Remises en cause

Un développement à deux vitesses

Sont-ce vraiment les populations qui profitent du palmier ? Greenpeace* cite un rapport de l’Oakland Institute* : « Les investissements de grande échelle dans les terres peuvent certes améliorer certains indicateurs de développement macroéconomique, mais le fait est qu’ils engendrent une fragilisation des ressources publiques, ainsi que des coûts environnementaux et sociaux pour le pays concerné, et la perte de moyens de subsistance et d’opportunités économiques pour la population. ». Autrement dit, les flux financiers générés par les exportations ont un impact favorable sur l’économie globale du pays, mais au prix de conflits sociaux et d’abus concernant les biens fonciers au niveau local.
Afin de planter les palmiers, des terres sont louées par les compagnies à leurs propriétaires pour des prix dérisoires. Selon Greenpeace, Herakles Farms aurait obtenu le prix de 0,5 dollar américain à l’hectare au Cameroun. [1] Le sol n’étant pas une ressource rare dans la ceinture tropicale, les compagnies n’ont pas de mal à faire accepter des contrats aux populations locales, elles-mêmes souvent demandeuses du palmier porteur de développement. [2]

 

Les gagnants et les perdants

Les agronomes A. Rival* et P. Levang* soulignent toutefois que les premiers à avoir investi dans le palmier à huile n’ont pas toujours été gagnants. Ils ont en effet dû s’endetter pour acheter leur concession et lancer l’exploitation, or l’arbre a besoin de quelques années pour atteindre sa maturité et sa pleine production. Les premières récoltes, décevantes, n’ont pas suffi pas à rembourser l’emprunt et à subvenir aux besoins de la famille. Les familles ont donc été obligées de vendre. Ceux qui ont racheté ces parcelles, souvent des transmigrants, ont alors profité d’arbres en pleine capacité de production et se sont enrichis, tandis que les premiers se rabattaient sur un emploi de manœuvre pour une compagnie. La rancœur envers les parvenus de la seconde génération est restée. [2]

 

Un mauvais développement

L’arrivée des plantations de palmier a précipité le changement de mode de vie des populations indigènes. Habituées à trouver dans la forêt leur source d’alimentation et de revenus, via la production restreinte de marchandises de haute valeur tirées des produits forestiers, le déboisement a conduit ces populations à la pauvreté.

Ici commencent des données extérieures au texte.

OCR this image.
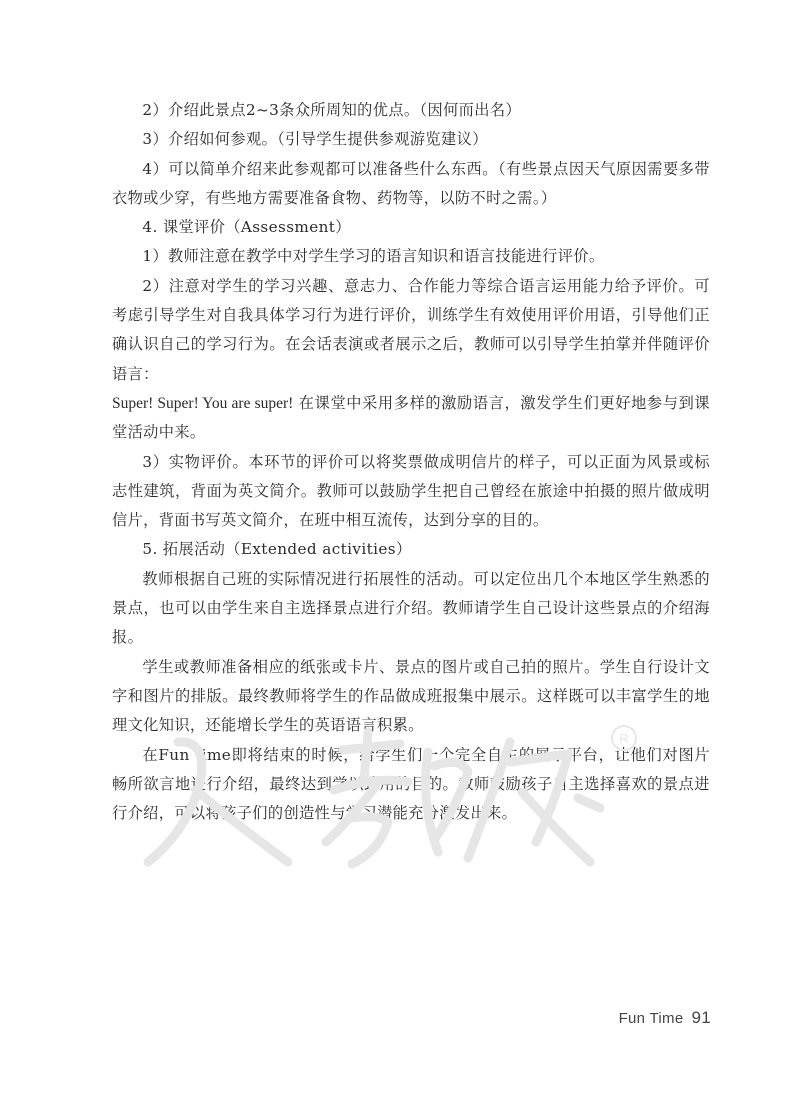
2）介绍此景点2~3条众所周知的优点。（因何而出名）

3）介绍如何参观。（引导学生提供参观游览建议）

4）可以简单介绍来此参观都可以准备些什么东西。（有些景点因天气原因需要多带衣物或少穿，有些地方需要准备食物、药物等，以防不时之需。）

4. 课堂评价（Assessment）

1）教师注意在教学中对学生学习的语言知识和语言技能进行评价。

2）注意对学生的学习兴趣、意志力、合作能力等综合语言运用能力给予评价。可考虑引导学生对自我具体学习行为进行评价，训练学生有效使用评价用语，引导他们正确认识自己的学习行为。在会话表演或者展示之后，教师可以引导学生拍掌并伴随评价语言：

Super! Super! You are super! 在课堂中采用多样的激励语言，激发学生们更好地参与到课堂活动中来。

3）实物评价。本环节的评价可以将奖票做成明信片的样子，可以正面为风景或标志性建筑，背面为英文简介。教师可以鼓励学生把自己曾经在旅途中拍摄的照片做成明信片，背面书写英文简介，在班中相互流传，达到分享的目的。

5. 拓展活动（Extended activities）

教师根据自己班的实际情况进行拓展性的活动。可以定位出几个本地区学生熟悉的景点，也可以由学生来自主选择景点进行介绍。教师请学生自己设计这些景点的介绍海报。

学生或教师准备相应的纸张或卡片、景点的图片或自己拍的照片。学生自行设计文字和图片的排版。最终教师将学生的作品做成班报集中展示。这样既可以丰富学生的地理文化知识，还能增长学生的英语语言积累。

在Fun time即将结束的时候，给学生们一个完全自主的展示平台，让他们对图片畅所欲言地进行介绍，最终达到学以致用的目的。教师鼓励孩子自主选择喜欢的景点进行介绍，可以将孩子们的创造性与学习潜能充分激发出来。

R
Fun Time 91
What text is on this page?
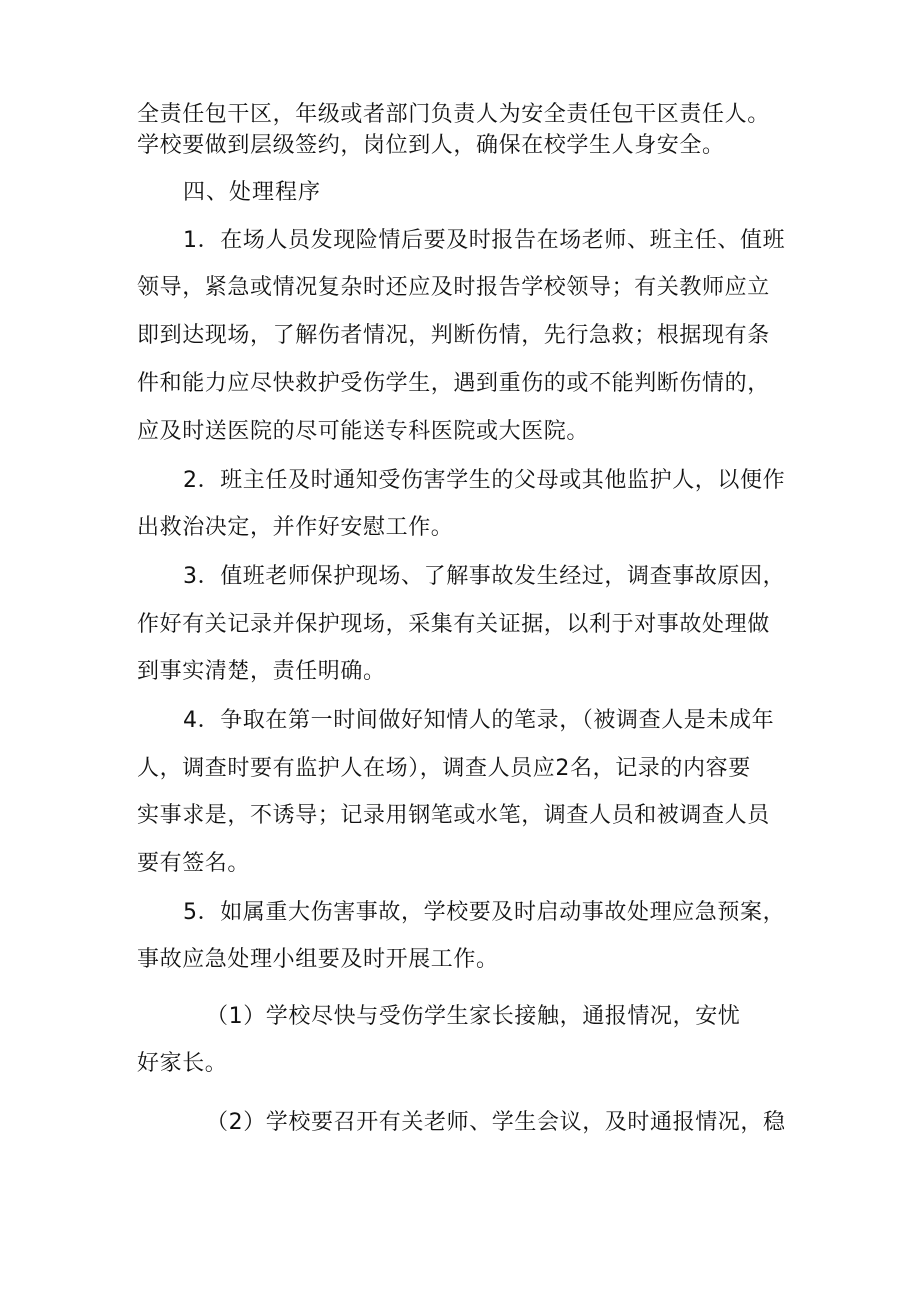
全责任包干区，年级或者部门负责人为安全责任包干区责任人。
学校要做到层级签约，岗位到人，确保在校学生人身安全。
四、处理程序
1．在场人员发现险情后要及时报告在场老师、班主任、值班
领导，紧急或情况复杂时还应及时报告学校领导；有关教师应立
即到达现场，了解伤者情况，判断伤情，先行急救；根据现有条
件和能力应尽快救护受伤学生，遇到重伤的或不能判断伤情的，
应及时送医院的尽可能送专科医院或大医院。
2．班主任及时通知受伤害学生的父母或其他监护人，以便作
出救治决定，并作好安慰工作。
3．值班老师保护现场、了解事故发生经过，调查事故原因，
作好有关记录并保护现场，采集有关证据，以利于对事故处理做
到事实清楚，责任明确。
4．争取在第一时间做好知情人的笔录，（被调查人是未成年
人，调查时要有监护人在场），调查人员应2名，记录的内容要
实事求是，不诱导；记录用钢笔或水笔，调查人员和被调查人员
要有签名。
5．如属重大伤害事故，学校要及时启动事故处理应急预案，
事故应急处理小组要及时开展工作。
（1）学校尽快与受伤学生家长接触，通报情况，安忧
好家长。
（2）学校要召开有关老师、学生会议，及时通报情况，稳
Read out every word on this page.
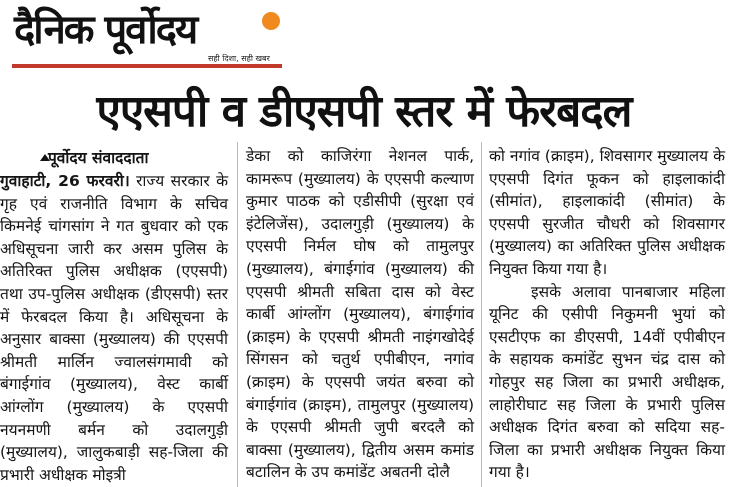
दैनिक पूर्वोदय
सही दिशा, सही खबर
एएसपी व डीएसपी स्तर में फेरबदल
पूर्वोदय संवाददाता

गुवाहाटी, 26 फरवरी। राज्य सरकार के गृह एवं राजनीति विभाग के सचिव किमनेई चांगसांग ने गत बुधवार को एक अधिसूचना जारी कर असम पुलिस के अतिरिक्त पुलिस अधीक्षक (एएसपी) तथा उप-पुलिस अधीक्षक (डीएसपी) स्तर में फेरबदल किया है। अधिसूचना के अनुसार बाक्सा (मुख्यालय) की एएसपी श्रीमती मार्लिन ज्वालसंगमावी को बंगाईगांव (मुख्यालय), वेस्ट कार्बी आंग्लोंग (मुख्यालय) के एएसपी नयनमणी बर्मन को उदालगुड़ी (मुख्यालय), जालुकबाड़ी सह-जिला की प्रभारी अधीक्षक मोइत्री

डेका को काजिरंगा नेशनल पार्क, कामरूप (मुख्यालय) के एएसपी कल्याण कुमार पाठक को एडीसीपी (सुरक्षा एवं इंटेलिजेंस), उदालगुड़ी (मुख्यालय) के एएसपी निर्मल घोष को तामुलपुर (मुख्यालय), बंगाईगांव (मुख्यालय) की एएसपी श्रीमती सबिता दास को वेस्ट कार्बी आंग्लोंग (मुख्यालय), बंगाईगांव (क्राइम) के एएसपी श्रीमती नाइंगखोदेई सिंगसन को चतुर्थ एपीबीएन, नगांव (क्राइम) के एएसपी जयंत बरुवा को बंगाईगांव (क्राइम), तामुलपुर (मुख्यालय) के एएसपी श्रीमती जुपी बरदलै को बाक्सा (मुख्यालय), द्वितीय असम कमांड बटालिन के उप कमांडेंट अबतनी दोलै

को नगांव (क्राइम), शिवसागर मुख्यालय के एएसपी दिगंत फूकन को हाइलाकांदी (सीमांत), हाइलाकांदी (सीमांत) के एएसपी सुरजीत चौधरी को शिवसागर (मुख्यालय) का अतिरिक्त पुलिस अधीक्षक नियुक्त किया गया है।

इसके अलावा पानबाजार महिला यूनिट की एसीपी निकुमनी भुयां को एसटीएफ का डीएसपी, 14वीं एपीबीएन के सहायक कमांडेंट सुभन चंद्र दास को गोहपुर सह जिला का प्रभारी अधीक्षक, लाहोरीघाट सह जिला के प्रभारी पुलिस अधीक्षक दिगंत बरुवा को सदिया सह-जिला का प्रभारी अधीक्षक नियुक्त किया गया है।
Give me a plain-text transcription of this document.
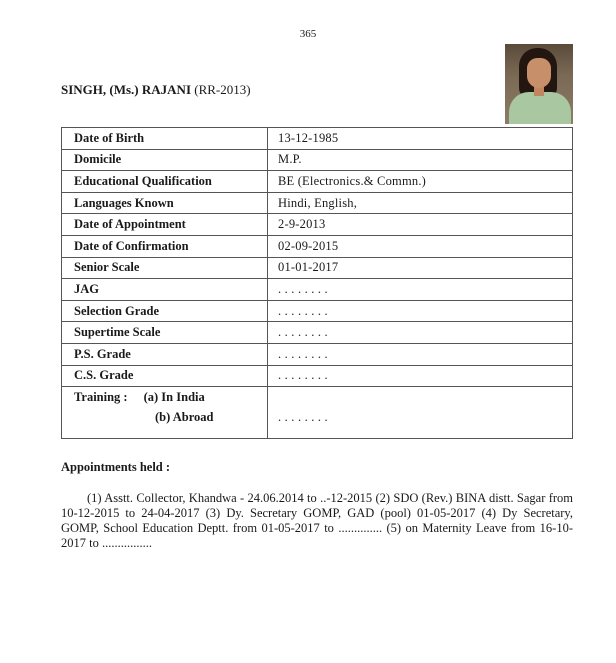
365
SINGH, (Ms.) RAJANI (RR-2013)
Date of Birth	13-12-1985
Domicile	M.P.
Educational Qualification	BE (Electronics.& Commn.)
Languages Known	Hindi, English,
Date of Appointment	2-9-2013
Date of Confirmation	02-09-2015
Senior Scale	01-01-2017
JAG	. . . . . . . .
Selection Grade	. . . . . . . .
Supertime Scale	. . . . . . . .
P.S. Grade	. . . . . . . .
C.S. Grade	. . . . . . . .
Training : (a) In India	
(b) Abroad	. . . . . . . .
Appointments held :
(1) Asstt. Collector, Khandwa - 24.06.2014 to ..-12-2015 (2) SDO (Rev.) BINA distt. Sagar from 10-12-2015 to 24-04-2017 (3) Dy. Secretary GOMP, GAD (pool) 01-05-2017 (4) Dy Secretary, GOMP, School Education Deptt. from 01-05-2017 to .............. (5) on Maternity Leave from 16-10-2017 to ................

Leur unique recours a alors été de se faire embaucher dans les plantations ou de les accepter sur leurs terres contre rémunération, rapportent les ONG. On peut ainsi lire dans un rapport commandé par Les Amis de la Terre* : « Many of the natural resources are removed, the land is fully and permanently misappropriated, a monoculture export oriented crop is planted and a100% cash-based economy is introduced. » (Une grande partie des ressources naturelles leur est enlevée, la terre est complètement, et de façon permanente, détournée de sa vocation originelle, une monoculture à destination de l’export est implantée et une économie basée à 100% sur l’argent est instaurée). [3]

 

Des promesses non tenues

Concernant les infrastructures, un reportage de World Rainforest Movement* semble indiquer que les promesses des industriels ne sont pas respectées. De multiples témoignages rassemblés dans différents pays d’Afrique rapportent la même constatation : la firme se contente du minimum. L’eau courante n’est pas installée, les bâtiments devant héberger des centres de soin sont construits mais laissés vides… [4]

 

En savoir plus sur les conditions de vie des travailleurs.

 

En savoir plus sur le développement induit par la présence du palmier.

 

 

*Greenpeace : ONG environnementaliste luttant dans des domaines aussi variés que la déforestation, le nucléaire ou la protection des océans, d’abord par l’enquête et la concertation, puis l’alerte au grand public via des actions, souvent médiatiques – et médiatisées – qui visent à faire pression sur les industriels.

*Oakland Institute : Think Tank indépendant produisant des documents analytiques sur des sujets de société, d’économie ou d’environnement. Ses recherches sont financées par des donateurs privés ou des entreprises.

*Alain Rival : Agronome, correspondant pour la filière « Palmier à huile » au sein du CIRAD (Centre de coopération Internationale en Recherche Agronomique pour le Développement).

*Patrice Levang : Agronome et économiste, directeur de recherche à l’IRD (Institut de Recherche pour le Développement).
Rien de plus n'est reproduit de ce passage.